L'AFP n'a pas retrouvé un tel pourcentage dans les différentes statistiques pénitentiaires de l'époque.
"Ce 40% n'apparaît nulle part", a confirmé le 9 octobre 2025 à l'AFP Annie Kensey, chercheure associée au CESDIP et co-autrice du bulletin d'information statistique du ministère de la Justice de 1991 cité plus haut.
De plus, même en prenant, comme l'a fait Robert Badinter, le 1er juin 1981 comme date de référence pour mesurer l'évolution du nombre de détenus au 1er octobre, on arrive à -24,7% (le total passant de 42.056 à 31.653).
Si l'on prend les dates du 1er janvier 1981 et du 1er janvier 1982, on observe une diminution des effectifs de 22,11%, ceux-ci passant de 38.957 à 30.340, selon les données du rapport annuel 1981 de l'administration pénitentiaire concernant la métropole. Cela en raison de flux de sorties, mais surtout du nombre réduit d'entrées en prison.

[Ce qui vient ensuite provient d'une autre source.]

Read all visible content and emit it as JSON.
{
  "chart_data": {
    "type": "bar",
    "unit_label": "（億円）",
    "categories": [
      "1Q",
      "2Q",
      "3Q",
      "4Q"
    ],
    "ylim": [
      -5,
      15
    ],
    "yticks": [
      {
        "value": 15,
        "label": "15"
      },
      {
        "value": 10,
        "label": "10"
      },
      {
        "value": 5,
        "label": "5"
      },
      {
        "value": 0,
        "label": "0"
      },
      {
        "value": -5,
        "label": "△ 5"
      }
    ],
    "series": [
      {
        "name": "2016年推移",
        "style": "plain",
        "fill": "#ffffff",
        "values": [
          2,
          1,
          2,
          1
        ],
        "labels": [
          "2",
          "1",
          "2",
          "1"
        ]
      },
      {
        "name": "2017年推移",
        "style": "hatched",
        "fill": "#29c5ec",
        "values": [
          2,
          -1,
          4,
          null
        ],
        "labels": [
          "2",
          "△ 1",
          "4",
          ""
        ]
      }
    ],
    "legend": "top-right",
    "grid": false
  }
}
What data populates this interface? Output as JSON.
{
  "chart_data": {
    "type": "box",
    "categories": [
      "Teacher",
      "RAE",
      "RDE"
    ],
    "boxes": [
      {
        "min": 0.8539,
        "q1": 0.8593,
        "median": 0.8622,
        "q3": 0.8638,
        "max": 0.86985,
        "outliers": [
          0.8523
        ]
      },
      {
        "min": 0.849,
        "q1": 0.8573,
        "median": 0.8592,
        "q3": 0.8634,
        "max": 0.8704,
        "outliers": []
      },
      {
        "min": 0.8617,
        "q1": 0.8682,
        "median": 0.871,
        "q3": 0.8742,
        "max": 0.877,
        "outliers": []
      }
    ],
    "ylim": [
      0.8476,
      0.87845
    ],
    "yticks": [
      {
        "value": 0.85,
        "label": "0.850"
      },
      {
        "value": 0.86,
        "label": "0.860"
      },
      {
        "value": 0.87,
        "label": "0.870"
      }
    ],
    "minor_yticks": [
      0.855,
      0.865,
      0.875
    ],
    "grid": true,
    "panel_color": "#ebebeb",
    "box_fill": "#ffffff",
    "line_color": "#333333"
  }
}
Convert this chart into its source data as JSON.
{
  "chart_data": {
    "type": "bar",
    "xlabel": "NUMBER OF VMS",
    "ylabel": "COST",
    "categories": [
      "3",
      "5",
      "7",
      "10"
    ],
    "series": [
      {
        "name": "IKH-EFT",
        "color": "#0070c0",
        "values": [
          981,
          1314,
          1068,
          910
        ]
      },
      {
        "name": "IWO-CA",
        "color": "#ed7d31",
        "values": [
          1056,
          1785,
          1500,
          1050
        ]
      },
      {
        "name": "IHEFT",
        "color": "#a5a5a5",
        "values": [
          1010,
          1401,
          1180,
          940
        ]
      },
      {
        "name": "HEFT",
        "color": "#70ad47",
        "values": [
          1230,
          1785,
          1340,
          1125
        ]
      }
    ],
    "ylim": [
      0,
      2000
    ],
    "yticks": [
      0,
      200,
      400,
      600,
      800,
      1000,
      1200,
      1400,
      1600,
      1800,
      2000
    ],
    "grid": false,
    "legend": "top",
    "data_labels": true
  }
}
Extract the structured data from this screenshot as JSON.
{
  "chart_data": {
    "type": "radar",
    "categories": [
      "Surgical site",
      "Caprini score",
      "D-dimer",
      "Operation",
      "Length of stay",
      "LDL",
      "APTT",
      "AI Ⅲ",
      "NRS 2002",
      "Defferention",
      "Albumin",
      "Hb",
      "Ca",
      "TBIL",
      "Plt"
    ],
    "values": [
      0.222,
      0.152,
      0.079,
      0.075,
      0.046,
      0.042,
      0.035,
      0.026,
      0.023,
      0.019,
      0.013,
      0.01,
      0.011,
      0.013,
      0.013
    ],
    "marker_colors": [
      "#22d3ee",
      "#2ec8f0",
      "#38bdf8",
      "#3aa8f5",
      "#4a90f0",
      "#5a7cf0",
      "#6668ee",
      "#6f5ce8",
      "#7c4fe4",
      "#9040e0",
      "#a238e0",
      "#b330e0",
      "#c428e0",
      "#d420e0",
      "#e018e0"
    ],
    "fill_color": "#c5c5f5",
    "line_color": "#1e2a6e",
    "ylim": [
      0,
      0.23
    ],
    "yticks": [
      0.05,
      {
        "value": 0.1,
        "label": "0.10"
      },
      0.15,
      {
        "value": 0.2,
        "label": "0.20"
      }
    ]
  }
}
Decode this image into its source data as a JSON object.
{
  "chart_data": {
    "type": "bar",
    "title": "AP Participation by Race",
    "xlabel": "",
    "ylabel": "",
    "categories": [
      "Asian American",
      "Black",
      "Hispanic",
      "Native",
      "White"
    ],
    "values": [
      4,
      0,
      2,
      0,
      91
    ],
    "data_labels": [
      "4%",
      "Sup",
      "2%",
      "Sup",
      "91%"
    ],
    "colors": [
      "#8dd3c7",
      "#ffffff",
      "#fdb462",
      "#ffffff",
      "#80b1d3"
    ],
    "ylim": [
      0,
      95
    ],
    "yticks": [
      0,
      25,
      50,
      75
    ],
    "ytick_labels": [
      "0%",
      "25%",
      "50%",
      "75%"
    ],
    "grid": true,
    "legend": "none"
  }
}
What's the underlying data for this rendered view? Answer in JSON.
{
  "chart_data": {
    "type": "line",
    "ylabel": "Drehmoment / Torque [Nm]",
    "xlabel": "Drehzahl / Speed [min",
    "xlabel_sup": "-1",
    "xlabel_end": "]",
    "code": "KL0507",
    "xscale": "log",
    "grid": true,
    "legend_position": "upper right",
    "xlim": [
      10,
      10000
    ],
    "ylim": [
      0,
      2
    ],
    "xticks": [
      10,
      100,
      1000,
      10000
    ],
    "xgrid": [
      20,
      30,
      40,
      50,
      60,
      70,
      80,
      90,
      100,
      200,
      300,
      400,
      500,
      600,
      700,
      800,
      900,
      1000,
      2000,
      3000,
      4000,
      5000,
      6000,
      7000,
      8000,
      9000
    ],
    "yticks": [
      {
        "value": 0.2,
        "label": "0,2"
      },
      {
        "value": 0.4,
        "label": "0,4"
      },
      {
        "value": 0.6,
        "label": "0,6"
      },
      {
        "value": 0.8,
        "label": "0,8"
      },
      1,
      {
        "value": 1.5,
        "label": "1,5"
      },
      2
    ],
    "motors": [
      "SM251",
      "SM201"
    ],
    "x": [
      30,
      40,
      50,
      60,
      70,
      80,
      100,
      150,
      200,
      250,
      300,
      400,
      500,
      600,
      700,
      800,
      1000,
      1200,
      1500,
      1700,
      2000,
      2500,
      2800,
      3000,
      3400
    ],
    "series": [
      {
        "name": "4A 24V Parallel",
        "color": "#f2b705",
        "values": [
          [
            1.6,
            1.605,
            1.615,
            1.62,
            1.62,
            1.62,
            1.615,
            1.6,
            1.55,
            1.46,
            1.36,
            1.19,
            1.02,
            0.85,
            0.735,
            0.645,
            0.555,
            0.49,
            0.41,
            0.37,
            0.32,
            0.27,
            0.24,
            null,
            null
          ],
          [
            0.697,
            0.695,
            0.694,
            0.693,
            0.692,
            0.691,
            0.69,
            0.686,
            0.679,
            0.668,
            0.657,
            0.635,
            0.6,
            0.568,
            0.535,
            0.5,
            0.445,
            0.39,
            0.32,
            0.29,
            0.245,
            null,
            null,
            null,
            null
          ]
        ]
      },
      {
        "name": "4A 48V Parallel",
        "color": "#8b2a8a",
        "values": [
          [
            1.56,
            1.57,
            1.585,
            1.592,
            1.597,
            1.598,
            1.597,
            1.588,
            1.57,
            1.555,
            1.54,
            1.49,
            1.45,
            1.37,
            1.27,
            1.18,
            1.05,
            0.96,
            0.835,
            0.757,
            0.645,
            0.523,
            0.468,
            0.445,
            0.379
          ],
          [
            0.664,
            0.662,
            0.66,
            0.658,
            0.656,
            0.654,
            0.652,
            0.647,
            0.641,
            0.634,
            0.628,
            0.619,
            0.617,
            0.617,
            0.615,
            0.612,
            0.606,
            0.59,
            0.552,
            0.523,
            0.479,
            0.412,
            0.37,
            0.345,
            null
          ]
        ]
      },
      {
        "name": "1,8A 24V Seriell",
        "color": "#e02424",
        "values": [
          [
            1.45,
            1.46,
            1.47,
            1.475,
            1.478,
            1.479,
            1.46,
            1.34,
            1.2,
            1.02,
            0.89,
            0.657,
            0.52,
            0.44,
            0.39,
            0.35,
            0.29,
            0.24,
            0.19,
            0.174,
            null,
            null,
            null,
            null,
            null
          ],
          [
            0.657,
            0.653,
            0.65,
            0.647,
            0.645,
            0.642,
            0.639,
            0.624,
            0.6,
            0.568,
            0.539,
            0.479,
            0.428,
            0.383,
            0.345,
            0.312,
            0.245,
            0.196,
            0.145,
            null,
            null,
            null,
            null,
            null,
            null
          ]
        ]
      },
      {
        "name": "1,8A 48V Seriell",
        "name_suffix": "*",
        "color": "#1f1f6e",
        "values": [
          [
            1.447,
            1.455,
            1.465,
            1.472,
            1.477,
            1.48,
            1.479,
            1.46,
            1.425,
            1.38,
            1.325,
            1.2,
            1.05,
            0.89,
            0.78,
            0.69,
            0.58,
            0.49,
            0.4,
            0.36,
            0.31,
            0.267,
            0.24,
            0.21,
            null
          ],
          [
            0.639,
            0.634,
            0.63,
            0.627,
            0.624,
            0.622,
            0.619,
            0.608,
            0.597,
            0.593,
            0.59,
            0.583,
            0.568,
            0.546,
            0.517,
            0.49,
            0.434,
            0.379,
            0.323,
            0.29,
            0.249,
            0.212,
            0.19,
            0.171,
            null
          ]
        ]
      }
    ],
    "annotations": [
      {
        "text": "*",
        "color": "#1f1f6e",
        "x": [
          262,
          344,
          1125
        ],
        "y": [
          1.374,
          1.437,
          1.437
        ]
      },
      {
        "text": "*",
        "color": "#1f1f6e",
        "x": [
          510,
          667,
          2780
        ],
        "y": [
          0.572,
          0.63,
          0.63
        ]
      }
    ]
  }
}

D'après ce même document, les effectifs dans les prisons avaient augmenté de 9,3% en 1980.
"La diminution que la population pénale a connue au cours de l'année 1981 résulte des mouvements suivants : 80.898 entrées et 89.515 sorties", explique l'administration dans ce document, pointant notamment que "le nombre de détenus écroués au cours de l'année a diminué de 16,6% par rapport à l'année précédente et le nombre des sorties de 4,4%".
"Ainsi, la décroissance de la population pénale s'explique essentiellement par la forte chute du nombre des entrées", poursuit-elle.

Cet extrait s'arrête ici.